In contrast to his longevity as a cultural icon, the cowboy's appearance on the historical stage was fleeting. Actual cowboys rode the trail for less than a generation following the Civil War—from 1865 until the late 1880s. They were the product of the open-range cattle industry, which required the services of hired hands to round up and drive Texas cattle to northern railheads for transport to markets in the East. Early accounts, influenced by middle-class Victorian associations of manhood with propriety and gentility, presented cowboys as antisocial and often criminal figures prone to drunken assaults on defenseless communities on the western frontier. But Wister and his friends, including the artist Frederic Remington and the future U.S. president Theodore Roosevelt, worried that overcivilization and growing immigration threatened manly vigor and Anglo-Saxon cultural and physical dominance. As a result, they recast the cowboy as an exemplar of the natural integrity and racial superiority of the Anglo-American male.

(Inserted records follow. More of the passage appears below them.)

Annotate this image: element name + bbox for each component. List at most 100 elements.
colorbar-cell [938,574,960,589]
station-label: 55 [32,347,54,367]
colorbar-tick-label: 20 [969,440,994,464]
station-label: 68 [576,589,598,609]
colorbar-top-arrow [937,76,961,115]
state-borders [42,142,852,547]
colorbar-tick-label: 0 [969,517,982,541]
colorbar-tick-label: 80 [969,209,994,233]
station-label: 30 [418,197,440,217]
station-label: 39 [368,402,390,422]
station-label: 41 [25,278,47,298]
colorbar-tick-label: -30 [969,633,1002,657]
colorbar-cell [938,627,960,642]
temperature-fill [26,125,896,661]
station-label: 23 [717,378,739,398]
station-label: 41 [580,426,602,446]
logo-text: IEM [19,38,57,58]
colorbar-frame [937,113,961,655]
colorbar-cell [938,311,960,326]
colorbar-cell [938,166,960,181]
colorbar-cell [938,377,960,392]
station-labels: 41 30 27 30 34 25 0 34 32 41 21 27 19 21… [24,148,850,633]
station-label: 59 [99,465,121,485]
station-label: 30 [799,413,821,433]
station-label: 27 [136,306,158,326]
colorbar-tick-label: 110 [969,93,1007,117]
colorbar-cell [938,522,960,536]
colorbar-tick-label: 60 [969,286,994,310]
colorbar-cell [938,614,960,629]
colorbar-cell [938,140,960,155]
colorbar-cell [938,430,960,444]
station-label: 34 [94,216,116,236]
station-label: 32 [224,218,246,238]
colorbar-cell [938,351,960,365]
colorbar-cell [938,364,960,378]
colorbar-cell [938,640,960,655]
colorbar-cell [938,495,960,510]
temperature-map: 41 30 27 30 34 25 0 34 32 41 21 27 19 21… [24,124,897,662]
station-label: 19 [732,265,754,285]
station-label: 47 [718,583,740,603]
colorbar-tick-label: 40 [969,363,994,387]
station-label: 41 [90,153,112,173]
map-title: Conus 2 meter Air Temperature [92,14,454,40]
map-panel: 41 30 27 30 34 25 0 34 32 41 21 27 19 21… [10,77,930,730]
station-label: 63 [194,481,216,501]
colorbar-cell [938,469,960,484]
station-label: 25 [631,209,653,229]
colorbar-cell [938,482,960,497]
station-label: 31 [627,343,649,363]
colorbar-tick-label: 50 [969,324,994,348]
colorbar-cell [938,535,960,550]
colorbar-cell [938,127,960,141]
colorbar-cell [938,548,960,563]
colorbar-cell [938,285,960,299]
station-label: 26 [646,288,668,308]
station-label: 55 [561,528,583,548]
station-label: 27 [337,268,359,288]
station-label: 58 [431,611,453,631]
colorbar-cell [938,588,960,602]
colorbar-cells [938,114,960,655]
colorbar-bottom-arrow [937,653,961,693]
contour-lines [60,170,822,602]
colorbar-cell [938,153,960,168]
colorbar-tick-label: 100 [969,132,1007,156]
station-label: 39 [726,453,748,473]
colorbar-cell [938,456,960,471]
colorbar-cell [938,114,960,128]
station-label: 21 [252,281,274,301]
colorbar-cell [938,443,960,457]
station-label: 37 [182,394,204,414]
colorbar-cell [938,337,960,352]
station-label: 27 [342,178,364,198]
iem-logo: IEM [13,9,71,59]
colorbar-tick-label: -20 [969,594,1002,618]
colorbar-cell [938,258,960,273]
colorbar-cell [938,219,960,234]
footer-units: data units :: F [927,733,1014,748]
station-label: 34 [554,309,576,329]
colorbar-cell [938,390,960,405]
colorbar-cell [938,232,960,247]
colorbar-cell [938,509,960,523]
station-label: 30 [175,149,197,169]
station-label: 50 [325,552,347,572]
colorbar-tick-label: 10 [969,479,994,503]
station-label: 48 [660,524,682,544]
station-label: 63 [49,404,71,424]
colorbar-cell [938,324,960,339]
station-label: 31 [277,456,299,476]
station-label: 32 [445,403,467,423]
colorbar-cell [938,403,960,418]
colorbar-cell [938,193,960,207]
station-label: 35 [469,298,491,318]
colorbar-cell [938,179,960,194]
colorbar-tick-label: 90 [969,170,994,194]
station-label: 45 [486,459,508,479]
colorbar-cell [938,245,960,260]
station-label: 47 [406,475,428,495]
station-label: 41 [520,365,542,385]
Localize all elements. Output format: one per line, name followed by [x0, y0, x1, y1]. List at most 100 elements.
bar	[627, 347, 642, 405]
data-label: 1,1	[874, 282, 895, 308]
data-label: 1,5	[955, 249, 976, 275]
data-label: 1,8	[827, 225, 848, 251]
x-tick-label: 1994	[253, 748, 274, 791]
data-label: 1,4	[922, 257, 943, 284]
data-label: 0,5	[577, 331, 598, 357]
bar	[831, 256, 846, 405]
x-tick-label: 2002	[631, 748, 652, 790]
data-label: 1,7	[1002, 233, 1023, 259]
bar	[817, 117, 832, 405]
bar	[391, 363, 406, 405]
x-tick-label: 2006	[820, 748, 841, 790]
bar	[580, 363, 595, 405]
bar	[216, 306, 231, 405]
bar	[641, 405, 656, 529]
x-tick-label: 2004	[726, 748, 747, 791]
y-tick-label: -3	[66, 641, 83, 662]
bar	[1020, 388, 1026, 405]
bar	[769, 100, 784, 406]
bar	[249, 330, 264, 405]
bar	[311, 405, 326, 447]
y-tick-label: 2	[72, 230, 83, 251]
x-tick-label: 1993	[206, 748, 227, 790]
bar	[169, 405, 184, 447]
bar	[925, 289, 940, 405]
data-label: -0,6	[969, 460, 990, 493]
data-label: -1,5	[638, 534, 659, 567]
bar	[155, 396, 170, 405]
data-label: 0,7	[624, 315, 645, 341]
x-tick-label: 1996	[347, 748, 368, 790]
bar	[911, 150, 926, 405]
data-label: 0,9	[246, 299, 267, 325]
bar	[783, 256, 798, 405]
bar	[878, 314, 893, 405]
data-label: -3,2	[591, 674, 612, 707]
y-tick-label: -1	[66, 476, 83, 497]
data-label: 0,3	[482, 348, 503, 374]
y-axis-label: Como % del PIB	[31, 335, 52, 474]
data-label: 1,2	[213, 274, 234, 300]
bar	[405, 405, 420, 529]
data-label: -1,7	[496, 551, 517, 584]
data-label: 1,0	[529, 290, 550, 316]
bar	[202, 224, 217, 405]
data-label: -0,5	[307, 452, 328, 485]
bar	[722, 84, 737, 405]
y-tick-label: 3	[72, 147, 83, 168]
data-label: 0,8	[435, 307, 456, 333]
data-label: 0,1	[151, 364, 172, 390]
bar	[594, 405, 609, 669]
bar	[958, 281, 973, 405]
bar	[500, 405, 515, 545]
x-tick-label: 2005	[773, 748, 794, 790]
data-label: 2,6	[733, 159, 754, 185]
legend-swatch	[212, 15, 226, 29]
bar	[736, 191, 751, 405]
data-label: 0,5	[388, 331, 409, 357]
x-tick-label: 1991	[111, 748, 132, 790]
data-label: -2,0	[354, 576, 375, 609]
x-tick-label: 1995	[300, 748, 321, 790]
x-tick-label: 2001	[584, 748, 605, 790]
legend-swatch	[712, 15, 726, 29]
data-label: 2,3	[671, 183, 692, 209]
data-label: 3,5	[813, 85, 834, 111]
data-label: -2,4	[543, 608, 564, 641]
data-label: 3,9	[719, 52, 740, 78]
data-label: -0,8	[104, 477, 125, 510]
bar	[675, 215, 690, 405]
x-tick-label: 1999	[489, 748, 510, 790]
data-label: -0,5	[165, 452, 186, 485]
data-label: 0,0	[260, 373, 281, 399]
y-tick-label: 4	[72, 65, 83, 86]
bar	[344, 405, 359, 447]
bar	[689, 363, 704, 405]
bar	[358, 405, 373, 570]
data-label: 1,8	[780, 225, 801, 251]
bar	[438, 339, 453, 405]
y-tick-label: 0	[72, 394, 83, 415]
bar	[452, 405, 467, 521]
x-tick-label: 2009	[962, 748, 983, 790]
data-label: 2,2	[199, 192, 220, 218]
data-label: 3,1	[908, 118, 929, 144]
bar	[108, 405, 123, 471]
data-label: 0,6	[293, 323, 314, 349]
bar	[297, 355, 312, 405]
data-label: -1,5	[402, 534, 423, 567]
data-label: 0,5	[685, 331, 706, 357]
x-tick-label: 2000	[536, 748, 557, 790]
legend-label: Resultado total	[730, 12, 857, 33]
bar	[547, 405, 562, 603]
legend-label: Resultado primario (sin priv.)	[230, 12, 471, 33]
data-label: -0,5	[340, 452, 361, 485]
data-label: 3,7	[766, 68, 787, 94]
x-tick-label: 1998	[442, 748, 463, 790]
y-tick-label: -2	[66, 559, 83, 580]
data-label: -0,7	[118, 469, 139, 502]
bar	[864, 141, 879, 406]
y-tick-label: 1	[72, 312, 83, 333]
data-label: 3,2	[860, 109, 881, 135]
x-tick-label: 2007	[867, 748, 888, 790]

Despite the cowboy's historical status as a poorly paid laborer within a massive business enterprise, the image of the cowboy astride his horse represented the fantasy of masculine autonomy and mobility—a life free from urban-industrial concerns, domestic constraints, emotional attachments, and the feminizing influences of civilization. Roosevelt, in particular, celebrated the cowboy's reinvigorating primitive pursuits as a model of the “strenuous life”—a life of outdoor physical adventure that would cure men of the softness and nervous exhaustion brought on by modern commercial society.
The cowboy has always been a paradoxical figure, at once modern and archaic. He has embodied concerns over the fate of a traditional producer-based model of masculinity in a modern consumer society, while at the same time the cowboy image itself was created as a mass commodity and has endured due to its success as marketable entertainment. In the twentieth century, alongside such icons of rugged authenticity as Hart and Wayne, such cowboy stars of film, radio, and television as Tom Mix, the Lone Ranger, and Hopalong Cassidy have—like their nineteenth-century Wild West show brethren—eschewed manly reserve in favor of flashy costumes, daredevil stunts, and commercial product endorsements. By the latter half of the twentieth century, parodies and critiques of the image of the cowboy as a tough, laconic loner became more frequent, particularly as authoritative white masculinity came under pressure from the civil rights and liberation movements of the 1960s and 1970s. Nonetheless, the cowboy image endures, in music, fashion, and, not least of all, in political rhetoric, where politicians from Henry Kissinger to Ronald Reagan to George W. Bush have invoked the cowboy image to legitimize the moral authority of violent action in the name of the American nation.